- 1972 Sharjawi coup: Part of Decolonization
| Date | January 24, 1972 - January 25, 1972 |
| Location | Emirate of Sharjah25°21′27″N 55°23′27″E﻿ / ﻿25.3575°N 55.390833°E |
| Result | Coup failed Sheikh Khalid Al Qasimi killed; Saqr Al Qasimi ousted by UAE and returned to exile in Egypt; Sultan Al Qasimi named Sheikh; |

Belligerents
- United Arab Emirates Sharjah; Supported by: United Kingdom: Sharjawi dissidents

Commanders and leaders
- Khalid bin Muhammad Al Qasimi † Mohammed bin Rashid Al Maktoum: Saqr bin Sultan Al Qasimi

Units involved
- Khalid loyalists Union Defence Force: Saqr loyalists Egyptian Mercenaries

Strength
- ~2,400 UDF: 25
- Casualties and losses: Khalid bin Muhammad Al Qasimi his son Ahmad 1 bodyguard 1 British officer (wounded) Several scouts wounded

= 1972 Sharjawi coup d'état attempt =

Political crisis in the United Arab Emirates

In 1972, shortly after the formation of the United Arab Emirates, the former sheikh of Sharjah, Saqr Al Qasimi, attempted to regain control over the emirate from his cousin Khalid bin Muhammad Al Qasimi. Although Saqr was able to secure the emirate's palace, and kill Khalid, an intervention by the UAE's Union Defence Force besieged Saqr and eventually forced his surrender.

==Background==
Saqr bin Sultan Al Qasimi was the ruler of Sharjah from 1951 to 1965, having succeeded his father, Sultan bin Saqr Al Qasimi II. He was deposed shortly after opening an office of the Arab League in Sharjah, and welcoming one of their delegations. The British viewed Saqr and his support for Arab nationalism as a threat to their interests in the Trucial States leading to British officials, supported by the Al Qasimi family and led by Sir Terence Clark, to coordinate a coup in 1965 to crown Saqr's cousin Khalid bin Muhammad Al Qasimi. Saqr would go into exile in Bahrain and eventually Cairo. Sharjah would be the last Emirate to see a British presence following independence, with the British Royal Air Force base at Sharjah being the last physical presence of the British colonial government.
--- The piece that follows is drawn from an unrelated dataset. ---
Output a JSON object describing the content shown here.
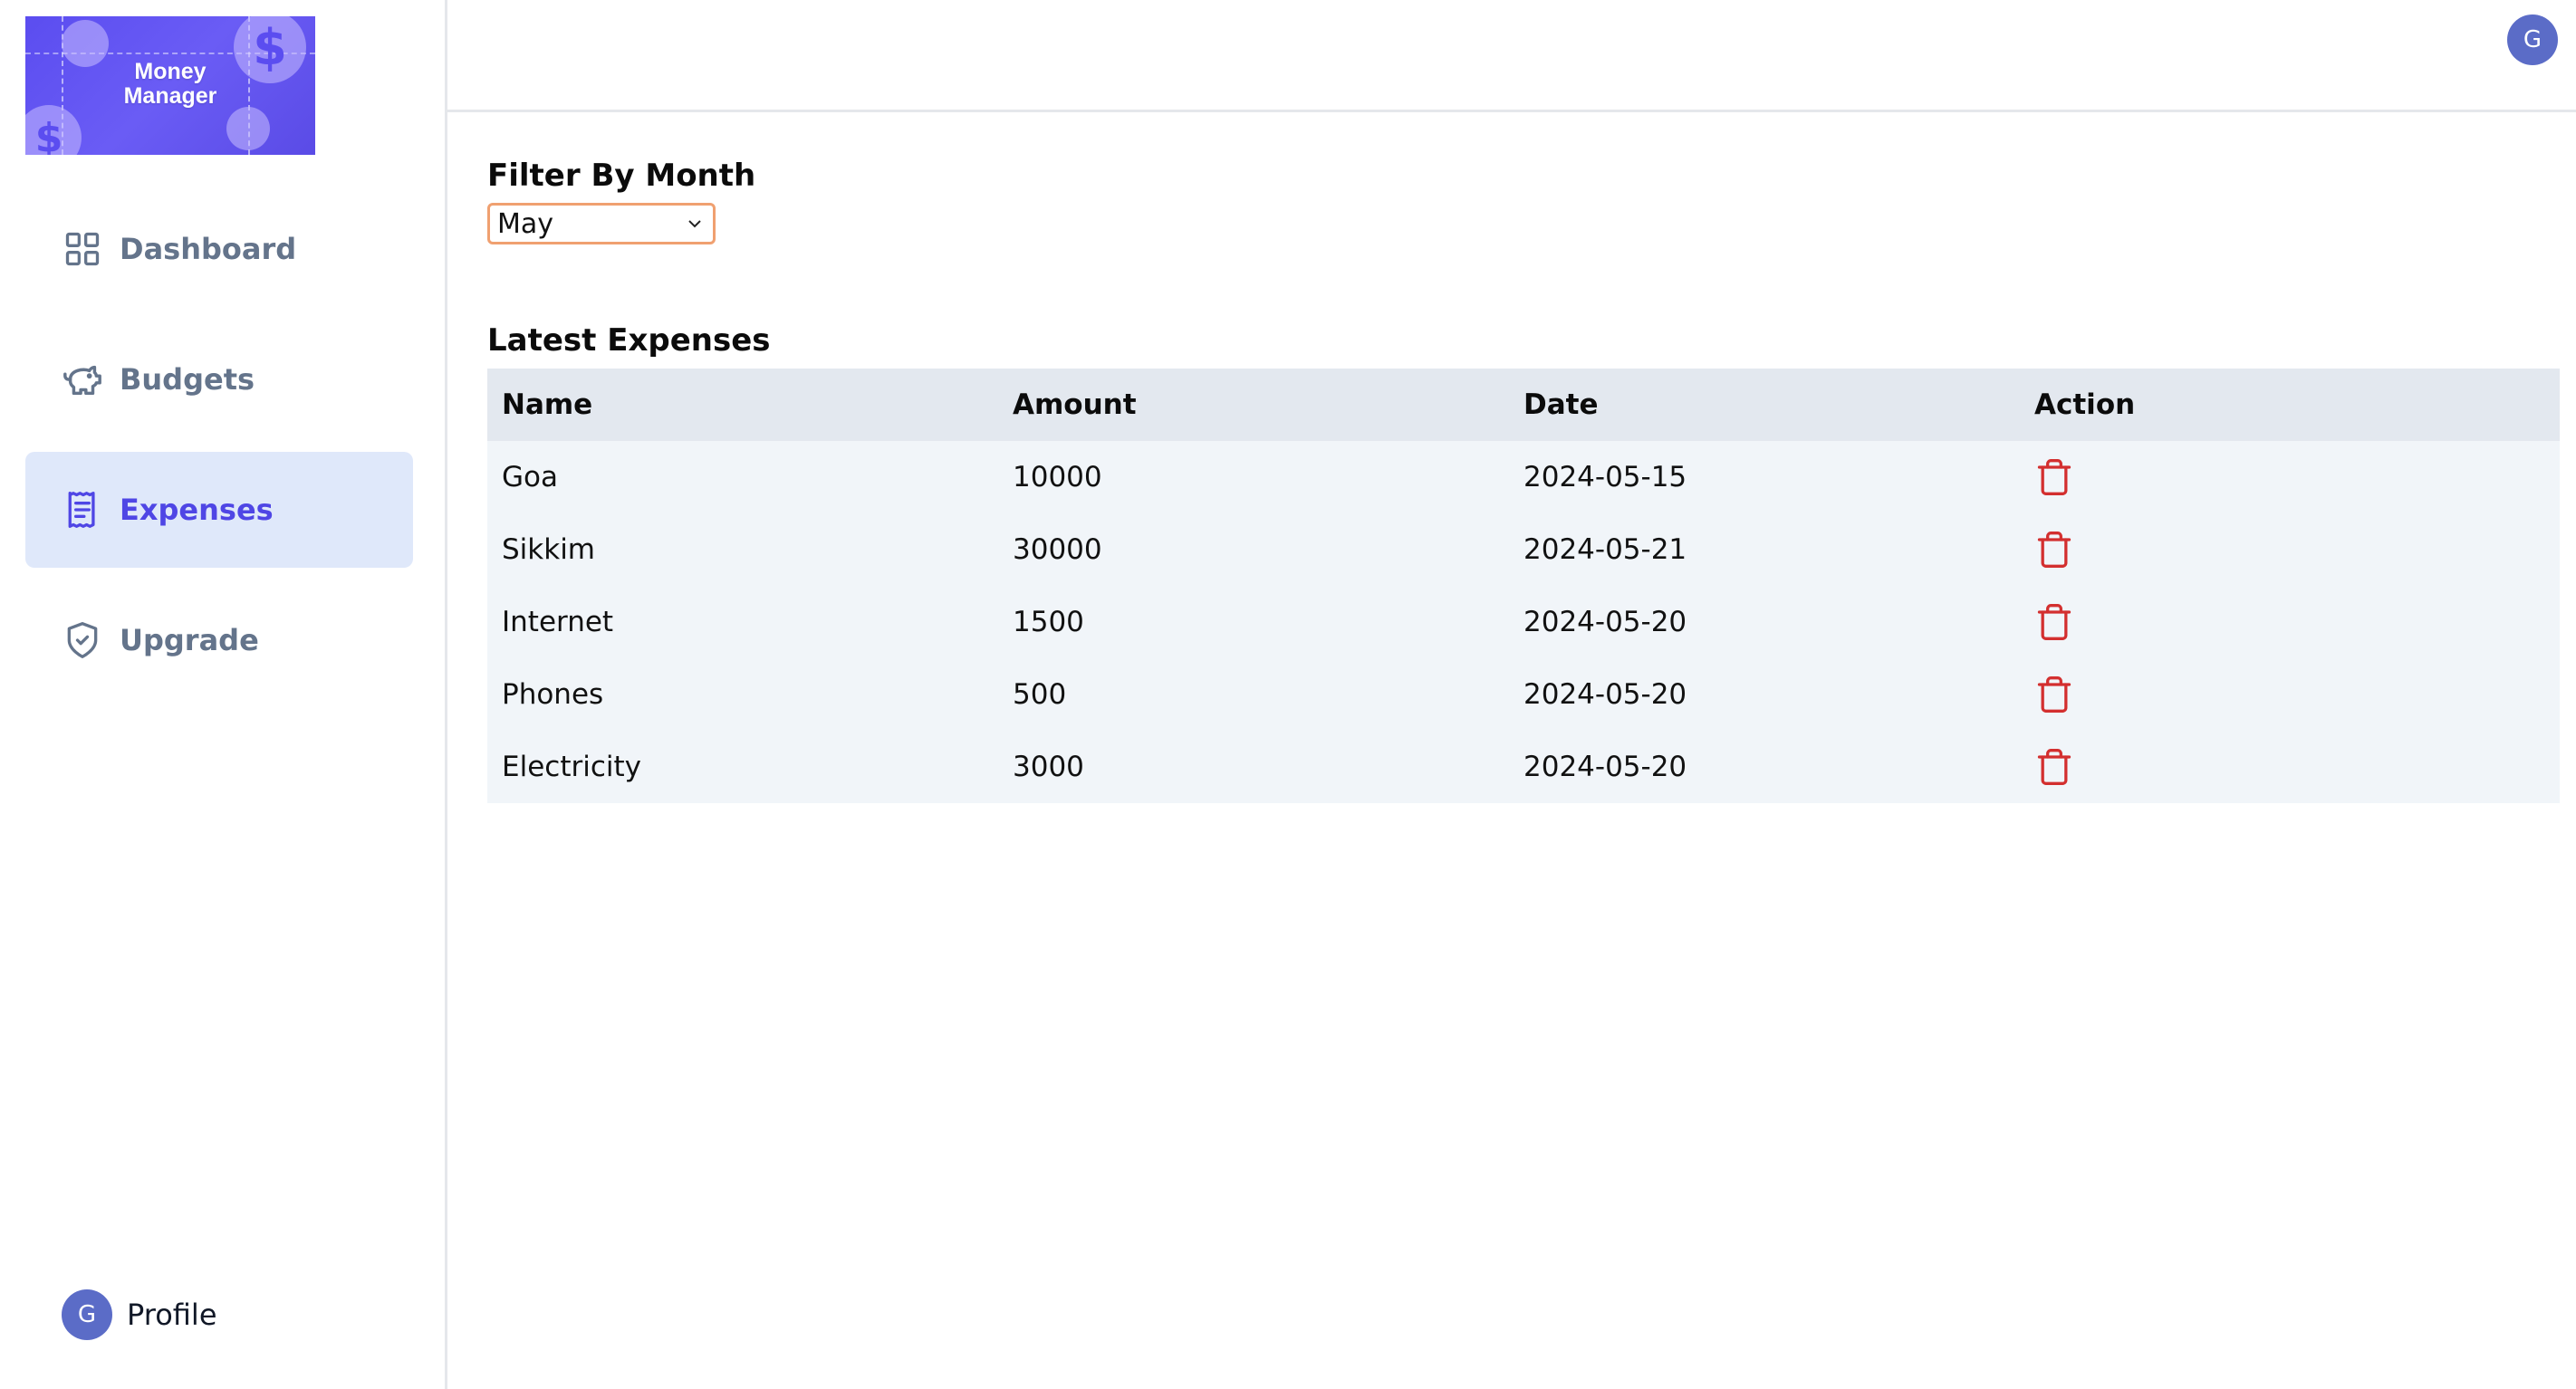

At the time of the coup, Khalid had become increasingly unpopular, especially among Sharjah's Arab nationalists, due to his handling, or lack thereof, of Iran's seizure of Abu Musa and the Greater and Lesser Tunbs. The Greater and Lesser Tunbs had been ruled by the Qasemi since before they migrated from the Persian coast to the present-day UAE in the 1720s. Saqr's motivation to act and attempt to seize power has been attributed, at least in part, to disaffection over Sheikh Khalid's agreement to a Memorandum of Understanding, signed on November 30, 1971, allowing Iran to station troops on the island of Abu Musa.

==Coup==
On 2 December 1971, the Trucial States declared independence and became the United Arab Emirates. Shortly after in January 1972, Saqr smuggled himself into Sharjah with a group of Egyptian mercenaries, seeking to restore his throne. Saqr would be supported by local Arab nationalists such as Sultan Al Owais, however, due to the British withdrawal some months earlier, he failed to rally the population to his anti-Colonial cause.

At approximately 2:30 PM Saqr and his forces took control of the Sheikh's palace with reports of gunfire and grenade explosions. During the fighting Khalid would be killed, either being captured and executed, or as a combatant alongside one of his bodyguards. However, within an hour of taking the palace, Saqr would be besieged by the Union Defence Force who were based out of the former RAF Sharjah who were quickly joined by a force from Dubai. Early in the morning of January 25 Saqr surrendered himself and his forces to UAE Minister of Defence and UDF commander, 22-year-old Mohammed bin Rashid Al Maktoum.

==Aftermath==
Saqr would be tried and imprisoned until 1979, after which he returned to exile in Egypt where he spent the rest of his life. Khalid's younger brother Sultan would be named the new sheikh of Sharjah, passing over the older Abdelaziz which would lead to Abdelaziz to attempt to stage his own coup in 1987 which was also unsuccessful due to Emirati intervention.

Mohammed bin Rashid Al Maktoum wrote in his autobiography that during the coup, the leading concern among Emirati leadership was that it would spiral into a regional conflict that would "involve foreign factions, supporters and followers" mostly due to Saqr's support for the ideals of Gamal Abdel Nasser.